Purpose This paper takes the transformer winding model as the basis to study the relationship between the volt-second characteristics of oil-immersed paper, breakdown probability, pulse voltage amplitude, and cumulative number of withstand times with different half-height widths and rising edge of the nanosecond voltage pulses (U-N characteristics) .
Methods Modify the circuit components to alter the output voltage’s half-width and rise time, thereby investigating the impact of these changes on the breakdown characteristics of oil-immersed paper. Apply the Weibull distribution function to fit and analyze the resulting data.
Result When the fixed rising edge is 20 ns, the breakdown voltage decreases as the half-height width increases; when the fixed half-height width is 500 ns, the breakdown voltage increases as the rising edge increases.
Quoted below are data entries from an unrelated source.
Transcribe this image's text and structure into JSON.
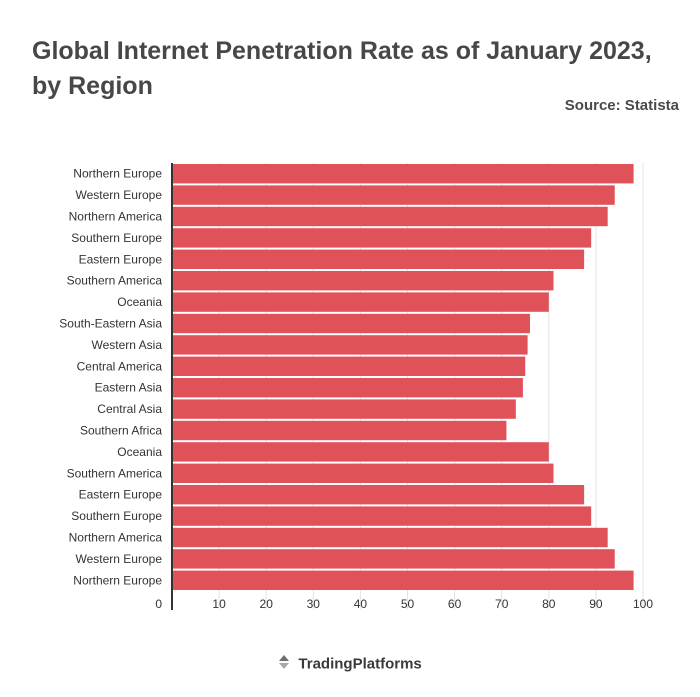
{
  "header": {
    "title": "Global Internet Penetration Rate as of January 2023, by Region",
    "source": "Source: Statista"
  },
  "footer": {
    "brand": "TradingPlatforms",
    "logo_icon": "trading-platforms-logo-icon"
  },
  "colors": {
    "bar": "#e0525a",
    "axis": "#333333",
    "grid": "#e3e3e3",
    "text": "#333333"
  },
  "chart_data": {
    "type": "bar",
    "orientation": "horizontal",
    "categories": [
      "Northern Europe",
      "Western Europe",
      "Northern America",
      "Southern Europe",
      "Eastern Europe",
      "Southern America",
      "Oceania",
      "South-Eastern Asia",
      "Western Asia",
      "Central America",
      "Eastern Asia",
      "Central Asia",
      "Southern Africa",
      "Oceania",
      "Southern America",
      "Eastern Europe",
      "Southern Europe",
      "Northern America",
      "Western Europe",
      "Northern Europe"
    ],
    "values": [
      98,
      94,
      92.5,
      89,
      87.5,
      81,
      80,
      76,
      75.5,
      75,
      74.5,
      73,
      71,
      80,
      81,
      87.5,
      89,
      92.5,
      94,
      98
    ],
    "xlim": [
      0,
      100
    ],
    "xticks": [
      0,
      10,
      20,
      30,
      40,
      50,
      60,
      70,
      80,
      90,
      100
    ],
    "title": "Global Internet Penetration Rate as of January 2023, by Region",
    "xlabel": "",
    "ylabel": "",
    "grid": true,
    "legend": "none"
  }
}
Conclusions The effects of different voltage parameters on the volt-second characteristics and breakdown probability are more obvious, and it is found that the probability of breakdown of oil immersed paper wave head decreases with the increase of full width at half maximum, and increases with the increase of rising edge, resulting in changes in breakdown probability and volt-second characteristics. The change in U-N characteristics is more affected by the magnitude of voltage amplitude, and less affected by changes in voltage characteristic parameters.